Wednesday, November 05, 2008
The purpose of this blog has always been to write what the big boys would not write.
It was a task born of media obsequiousness during the deepest darkest days of the Bush administration when no one dared point out the emperor's nakedness.
highwayscribery was a way for one angry leftist scribe to find catharsis while using the leveling and democratic graces of the Internet to disseminate a counter-message.
So with the whole world spewing ink about Barack Obama, we abandon our mission by doing the same.
highwayscribery's particular stake in the Obama candidacy is obvious and the few regular readers we have accumulated during three-plus years of blogging will come looking for the particular flavor we sell here.
Obama has been a favorite since "Dreams of My Father," was reviewed circa June 2006, wherein we expressed our pleasure at the excellence of the writing and subtle thought that curious book proffers.
We correctly foresaw new American realities that would reveal themselves throughout the election year in "Considering Barack Obama."
We wrote with urgency about the need for the change then-Sen. Obama represented in "highwayscribery on Super Tuesday."
Blogging's promise was fulfilled with "Kristol's Ball," which involved a single-handed, successful campaign to get a crucial "correction," announced in the conservative columnist's "New York Times" piece, applied to other newspapers where it had been syndicated.
In the campaign's most perilous moment, the overblown "Jeremiah Wright controversy," the scribe wrote with passion, desperation even, against the concerted effort to bring down this uncommon man in "Damning Ourselves."
One hundred dollars were given in dribs and drabs thanks to the campaign's unique technology that took any size contribution, through the Internet, especially when the news seemed bleak and the cause needed a bucking-up.
Eyes on the prize of real change, we criticized the Illinois senator's vote to expand domestic spying as a form of counterterrorism in, "Obama: Wrong of FISA," as no change at all.
But in the end, it seemed the country was lucky enough, for once - all cultural considerations aside - to have the smartest guy in the room offering his unique services.
And we think that is what swayed the election.
But the economy, or Iraq, large as they are, seem mundane before the size of our nation's accomplishment.
It is an accomplishment rooted in self-correction. A demonstration to the rest of the world that we agree with them; that we recognize how our country has been a rogue idiot and how they have paid the higher price.
It is an accomplishment as demonstration; demonstration of the ways in which we have changed, matured, and evolved as a nation.
We do not wave the flag often here, but we do so today. There is hardly a country on this planet that has force-fed itself the consideration of ugly issues associated with native racism and come out smelling quite so good as the Unites States of America.
Yes world, our president is your president, and for once we have synchronized your interests with our own.
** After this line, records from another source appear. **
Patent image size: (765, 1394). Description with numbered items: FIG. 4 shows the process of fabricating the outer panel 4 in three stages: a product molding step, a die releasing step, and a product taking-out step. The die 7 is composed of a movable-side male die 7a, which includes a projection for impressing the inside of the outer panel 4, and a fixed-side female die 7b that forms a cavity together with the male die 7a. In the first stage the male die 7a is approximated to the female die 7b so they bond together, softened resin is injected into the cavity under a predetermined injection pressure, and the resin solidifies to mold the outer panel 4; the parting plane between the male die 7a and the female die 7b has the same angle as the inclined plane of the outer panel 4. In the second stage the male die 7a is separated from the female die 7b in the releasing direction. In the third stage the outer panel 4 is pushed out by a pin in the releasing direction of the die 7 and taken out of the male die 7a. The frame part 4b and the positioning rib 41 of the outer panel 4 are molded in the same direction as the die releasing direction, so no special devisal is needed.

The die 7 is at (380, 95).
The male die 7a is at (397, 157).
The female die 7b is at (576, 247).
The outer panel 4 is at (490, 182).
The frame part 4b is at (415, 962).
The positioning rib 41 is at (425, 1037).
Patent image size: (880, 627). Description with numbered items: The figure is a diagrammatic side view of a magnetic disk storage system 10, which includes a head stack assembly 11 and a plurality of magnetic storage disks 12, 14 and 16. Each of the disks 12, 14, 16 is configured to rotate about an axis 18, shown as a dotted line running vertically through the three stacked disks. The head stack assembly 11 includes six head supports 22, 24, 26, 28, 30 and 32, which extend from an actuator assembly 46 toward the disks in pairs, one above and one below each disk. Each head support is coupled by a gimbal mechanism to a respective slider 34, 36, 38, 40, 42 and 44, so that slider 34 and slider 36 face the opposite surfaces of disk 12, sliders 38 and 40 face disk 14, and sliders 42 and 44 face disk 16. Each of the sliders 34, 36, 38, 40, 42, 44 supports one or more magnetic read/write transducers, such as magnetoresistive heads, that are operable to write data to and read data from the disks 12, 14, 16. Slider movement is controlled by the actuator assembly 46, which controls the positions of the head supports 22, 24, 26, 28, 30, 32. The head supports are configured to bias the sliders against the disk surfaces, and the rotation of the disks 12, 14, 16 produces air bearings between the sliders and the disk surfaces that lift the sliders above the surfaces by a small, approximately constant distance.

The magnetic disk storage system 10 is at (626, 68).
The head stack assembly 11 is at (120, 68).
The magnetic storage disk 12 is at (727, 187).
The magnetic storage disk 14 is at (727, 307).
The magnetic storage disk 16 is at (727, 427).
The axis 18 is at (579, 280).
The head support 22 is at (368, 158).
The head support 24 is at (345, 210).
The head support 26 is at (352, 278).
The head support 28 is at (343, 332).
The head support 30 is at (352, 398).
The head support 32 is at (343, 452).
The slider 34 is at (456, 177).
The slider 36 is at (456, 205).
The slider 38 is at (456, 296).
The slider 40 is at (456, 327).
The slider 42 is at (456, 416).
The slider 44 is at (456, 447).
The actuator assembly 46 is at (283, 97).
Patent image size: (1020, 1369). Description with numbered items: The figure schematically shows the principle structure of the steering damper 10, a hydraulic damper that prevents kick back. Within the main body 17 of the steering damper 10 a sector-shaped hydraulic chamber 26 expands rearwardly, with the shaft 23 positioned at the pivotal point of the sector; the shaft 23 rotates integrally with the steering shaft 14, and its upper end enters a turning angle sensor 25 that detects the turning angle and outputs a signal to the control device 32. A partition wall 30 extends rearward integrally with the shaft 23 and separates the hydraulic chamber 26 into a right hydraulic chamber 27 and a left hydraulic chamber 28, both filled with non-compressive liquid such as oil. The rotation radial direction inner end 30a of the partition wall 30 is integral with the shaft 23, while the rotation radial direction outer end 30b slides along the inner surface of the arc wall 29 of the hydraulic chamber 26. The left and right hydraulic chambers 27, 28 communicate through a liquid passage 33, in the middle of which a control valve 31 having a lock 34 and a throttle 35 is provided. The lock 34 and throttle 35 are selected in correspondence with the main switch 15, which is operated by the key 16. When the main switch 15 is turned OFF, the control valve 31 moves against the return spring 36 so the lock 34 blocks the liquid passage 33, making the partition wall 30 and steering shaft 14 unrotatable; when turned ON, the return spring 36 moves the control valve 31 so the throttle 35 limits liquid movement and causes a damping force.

We have imprinted a new American icon.
Relate to us through him.
Most touching of all is the immeasurable effect upon the black community, which has been, unwillingly at first, a part of the American story for over 400 years.
"Immeasurable" because there was no black citizen, asked following Obama's victory, who did not begin their remarks with, "It's hard to find the words..." "Words escape me..." "It's hard for me to explain what I'm feeling..."
Words, of course, were not necessary where faces glowed, eyes shimmered with tears, and shoulders slumped as if relaxing from a centuries-long struggle.
Finally, and back down on the cold, hard ground, there is the satisfaction of having been right.
Twenty-eight years ago, in a college dorm room at Old Dominion University, this budding scribe watched America make a philosophical decision that had its apotheosis in George W. Bush's unfortunate 2004 reelection.
The ensuing era saw the likes of worthwhile public servants with names like Mondale, Dukakis, Kerry, and two future Nobel Prize winners Gore and Carter, skewered upon the altar of anti-intellectualism and a politics that stopped at the border between the individual and everybody else surrounding.
It was an era in which government pulled out of a handshake first offered the common man by Franklin Delano Roosevelt.
It was an era that redistributed income upward as if it were morally correct. An era which decimated unionization and that crucial element to industrial democracy - the most relevant kind of democracy - collective bargaining.
It was an era that tore the country apart with its support for war over talk in every instance, in its elevation of the rural over the urban, in its consecration of base emotion against reasoned logic.
An era that is over.
Congratulations America, congratulations world.